Using the element of air, I willed the blanket back and then laid her down, resting her head on the soft pillow. As I started to pull away, her hand fisted the front of my shirt. My gaze flew to her face. She was still asleep, but obviously, even dead to the world, she didn’t want to be alone.
I couldn’t refuse her.
Gently prying her fingers off my shirt, I stepped back from the bed and stripped off the wet shirt. The jeans went next.
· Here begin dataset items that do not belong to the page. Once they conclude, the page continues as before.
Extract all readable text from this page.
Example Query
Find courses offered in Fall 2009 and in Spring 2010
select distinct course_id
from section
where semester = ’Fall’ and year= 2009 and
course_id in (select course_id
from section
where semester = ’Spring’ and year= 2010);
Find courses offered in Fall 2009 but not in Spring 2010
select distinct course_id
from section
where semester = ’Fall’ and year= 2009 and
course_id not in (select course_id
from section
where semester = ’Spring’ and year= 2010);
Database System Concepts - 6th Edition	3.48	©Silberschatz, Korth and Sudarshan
I grabbed a pair of loose sweats and pulled them on and then climbed into bed beside her. Josie was shivering from head to toe. I didn’t think about what I was doing. I circled an arm around her waist and as carefully as possible, I drew her against my chest. She made a soft little sound, her lips brushed my chest, and that was all.
Josie slept.
And I held her.
I held her as I thought about everything Alex and I had talked about. I held her as I replayed the moment I’d turned around and seen Josie, my beautiful Josie standing on the balcony with a look of horror and confusion in her sea-colored eyes. I held her as I saw her curled up in the corner of the shower, her entire body shaking with her sobs, and it killed me. Sliced right through, cutting me wide open, to know I wasn’t there for her when she learned her mother had died or that I hadn’t been able to protect her from Hyperion. I’d made so many mistakes, countless ones. I did not do right by her.